Financial Highlights
- Revenue: $75.7 million, up 12.2% year-over-year
- Med-tech revenue: $35.3 million, up 26.1%
- Gross margin: 55.3%, increased by 90 basis points
- Adjusted EBITDA: $2.2 million, compared to a loss of $152,000 in Q1 FY2025
Earnings vs. Forecast
AngioDynamics reported an EPS of -$0.10, which was better than the forecasted -$0.12, marking a surprise of 16.67%. The revenue of $75.7 million also exceeded expectations by 4.13%, showcasing the company’s ability to outperform market projections.
Market Reaction
Following the earnings announcement, AngioDynamics’ stock surged by 17.43% in premarket trading, reaching $13. This movement indicates strong investor confidence, supported by the company’s positive earnings surprise and strategic advancements. The stock’s performance aligns with its trajectory towards its 52-week high of $13.5. With a market capitalization of $454.71 million and analyst price targets ranging from $16 to $24,
Outlook & Guidance
AngioDynamics revised its FY2026 net sales guidance to $308-$313 million, reflecting a growth rate of 5-7%. The company also raised its adjusted EBITDA guidance to $6-$10 million and expects an adjusted loss per share to improve to between $0.33 and $0.23. These revisions highlight the company’s optimistic outlook for the fiscal year.
Executive Commentary
CEO Jim Clemmer stated, "We had a great first quarter. We continued to grow across all areas of our business," emphasizing the company’s strong start to the fiscal year. CFO Steve Trowbridge added, "Auryon has now delivered double-digit year-over-year growth for 17 consecutive quarters," underscoring the consistent performance of their key product.
Risks and Challenges
- Supply chain disruptions could impact production timelines and costs.

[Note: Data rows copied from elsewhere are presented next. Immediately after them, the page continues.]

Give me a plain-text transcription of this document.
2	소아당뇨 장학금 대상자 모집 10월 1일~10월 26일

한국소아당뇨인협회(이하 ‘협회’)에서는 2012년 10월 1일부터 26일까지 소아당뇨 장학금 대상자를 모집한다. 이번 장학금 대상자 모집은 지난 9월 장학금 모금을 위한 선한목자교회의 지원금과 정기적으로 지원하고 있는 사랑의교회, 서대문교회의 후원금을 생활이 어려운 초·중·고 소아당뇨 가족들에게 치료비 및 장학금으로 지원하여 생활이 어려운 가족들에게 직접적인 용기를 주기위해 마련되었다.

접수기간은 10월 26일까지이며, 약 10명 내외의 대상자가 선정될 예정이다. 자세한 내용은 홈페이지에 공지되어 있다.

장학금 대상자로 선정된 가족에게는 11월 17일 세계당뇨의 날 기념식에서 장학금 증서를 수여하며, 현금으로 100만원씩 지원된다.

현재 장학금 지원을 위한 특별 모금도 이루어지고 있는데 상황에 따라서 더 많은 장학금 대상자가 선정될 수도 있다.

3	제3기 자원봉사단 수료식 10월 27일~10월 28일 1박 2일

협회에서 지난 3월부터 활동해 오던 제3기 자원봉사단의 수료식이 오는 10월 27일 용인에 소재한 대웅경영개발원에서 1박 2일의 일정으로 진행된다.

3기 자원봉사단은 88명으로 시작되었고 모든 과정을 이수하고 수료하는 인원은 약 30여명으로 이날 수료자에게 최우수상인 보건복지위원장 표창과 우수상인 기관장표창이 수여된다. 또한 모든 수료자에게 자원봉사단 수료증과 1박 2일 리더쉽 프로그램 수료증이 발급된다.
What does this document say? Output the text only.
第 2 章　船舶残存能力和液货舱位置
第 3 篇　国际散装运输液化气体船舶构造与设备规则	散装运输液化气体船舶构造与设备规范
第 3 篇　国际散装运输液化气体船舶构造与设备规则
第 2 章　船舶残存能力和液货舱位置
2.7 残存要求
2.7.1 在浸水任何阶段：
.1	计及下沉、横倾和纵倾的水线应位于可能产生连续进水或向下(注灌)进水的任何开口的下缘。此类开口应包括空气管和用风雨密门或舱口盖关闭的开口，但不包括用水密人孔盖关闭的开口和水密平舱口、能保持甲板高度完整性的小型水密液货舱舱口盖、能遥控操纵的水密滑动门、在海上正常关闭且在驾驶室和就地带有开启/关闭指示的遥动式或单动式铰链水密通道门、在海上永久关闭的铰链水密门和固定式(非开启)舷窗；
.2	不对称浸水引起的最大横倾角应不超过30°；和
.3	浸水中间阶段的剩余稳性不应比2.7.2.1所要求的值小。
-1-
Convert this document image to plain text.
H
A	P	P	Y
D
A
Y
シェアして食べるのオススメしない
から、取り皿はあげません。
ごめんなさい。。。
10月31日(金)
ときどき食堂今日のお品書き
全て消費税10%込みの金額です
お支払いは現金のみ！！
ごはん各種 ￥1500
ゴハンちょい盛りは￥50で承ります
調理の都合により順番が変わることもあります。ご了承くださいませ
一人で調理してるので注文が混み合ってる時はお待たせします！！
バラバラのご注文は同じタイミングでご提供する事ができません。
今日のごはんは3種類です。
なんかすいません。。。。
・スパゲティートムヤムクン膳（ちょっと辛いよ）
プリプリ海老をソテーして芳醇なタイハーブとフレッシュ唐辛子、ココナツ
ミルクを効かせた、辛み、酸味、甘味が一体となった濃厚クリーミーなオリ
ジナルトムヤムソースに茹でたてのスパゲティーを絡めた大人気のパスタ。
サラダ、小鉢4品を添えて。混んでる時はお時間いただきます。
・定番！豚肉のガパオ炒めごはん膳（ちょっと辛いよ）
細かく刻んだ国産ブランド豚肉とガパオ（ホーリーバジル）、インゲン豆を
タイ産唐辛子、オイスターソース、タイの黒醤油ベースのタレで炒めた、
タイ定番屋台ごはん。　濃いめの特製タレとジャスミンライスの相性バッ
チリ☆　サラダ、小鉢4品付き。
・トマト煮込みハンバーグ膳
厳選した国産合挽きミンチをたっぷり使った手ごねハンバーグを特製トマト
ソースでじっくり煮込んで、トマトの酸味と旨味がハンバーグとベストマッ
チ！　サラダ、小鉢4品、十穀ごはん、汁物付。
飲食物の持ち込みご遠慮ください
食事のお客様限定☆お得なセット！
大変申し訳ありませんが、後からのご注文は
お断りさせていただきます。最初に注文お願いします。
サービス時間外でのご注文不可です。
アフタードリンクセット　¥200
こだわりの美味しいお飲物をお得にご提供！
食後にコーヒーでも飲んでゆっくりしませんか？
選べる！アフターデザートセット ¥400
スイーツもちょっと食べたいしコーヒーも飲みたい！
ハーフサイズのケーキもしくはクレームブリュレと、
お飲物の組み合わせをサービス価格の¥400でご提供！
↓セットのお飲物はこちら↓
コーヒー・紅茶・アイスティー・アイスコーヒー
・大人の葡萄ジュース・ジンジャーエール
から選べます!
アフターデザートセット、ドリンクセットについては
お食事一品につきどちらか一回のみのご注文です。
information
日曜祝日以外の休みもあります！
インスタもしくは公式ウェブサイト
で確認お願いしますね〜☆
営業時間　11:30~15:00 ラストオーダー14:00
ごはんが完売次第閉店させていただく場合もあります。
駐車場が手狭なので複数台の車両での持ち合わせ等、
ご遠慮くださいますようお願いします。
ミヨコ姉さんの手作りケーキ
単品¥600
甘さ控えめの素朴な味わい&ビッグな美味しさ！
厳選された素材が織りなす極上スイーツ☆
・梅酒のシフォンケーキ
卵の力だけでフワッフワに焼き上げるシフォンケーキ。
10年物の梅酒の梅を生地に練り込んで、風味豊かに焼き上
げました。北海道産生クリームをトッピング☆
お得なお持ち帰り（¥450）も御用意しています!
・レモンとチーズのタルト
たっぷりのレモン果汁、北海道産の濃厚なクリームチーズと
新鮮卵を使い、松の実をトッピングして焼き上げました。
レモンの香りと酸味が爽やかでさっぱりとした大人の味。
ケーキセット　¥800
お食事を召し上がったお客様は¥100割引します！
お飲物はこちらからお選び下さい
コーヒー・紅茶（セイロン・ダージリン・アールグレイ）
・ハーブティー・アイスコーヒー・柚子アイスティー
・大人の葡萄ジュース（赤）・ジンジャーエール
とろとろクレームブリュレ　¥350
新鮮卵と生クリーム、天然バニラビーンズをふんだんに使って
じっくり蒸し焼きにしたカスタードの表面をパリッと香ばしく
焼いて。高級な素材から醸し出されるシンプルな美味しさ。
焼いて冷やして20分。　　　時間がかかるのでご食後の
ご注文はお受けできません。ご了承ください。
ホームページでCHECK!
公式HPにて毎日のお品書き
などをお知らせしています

- Market saturation in certain segments may limit growth potential.
- Macroeconomic factors, such as inflation, could affect consumer spending and operational costs.
Q&A
During the earnings call, analysts inquired about the drivers behind the mechanical thrombectomy growth. The company attributed this to new customer acquisitions and increased product utilization. Questions also focused on the ongoing Ambition BTK clinical trial and investment plans for expanding the sales force, indicating investor interest in the company’s strategic initiatives.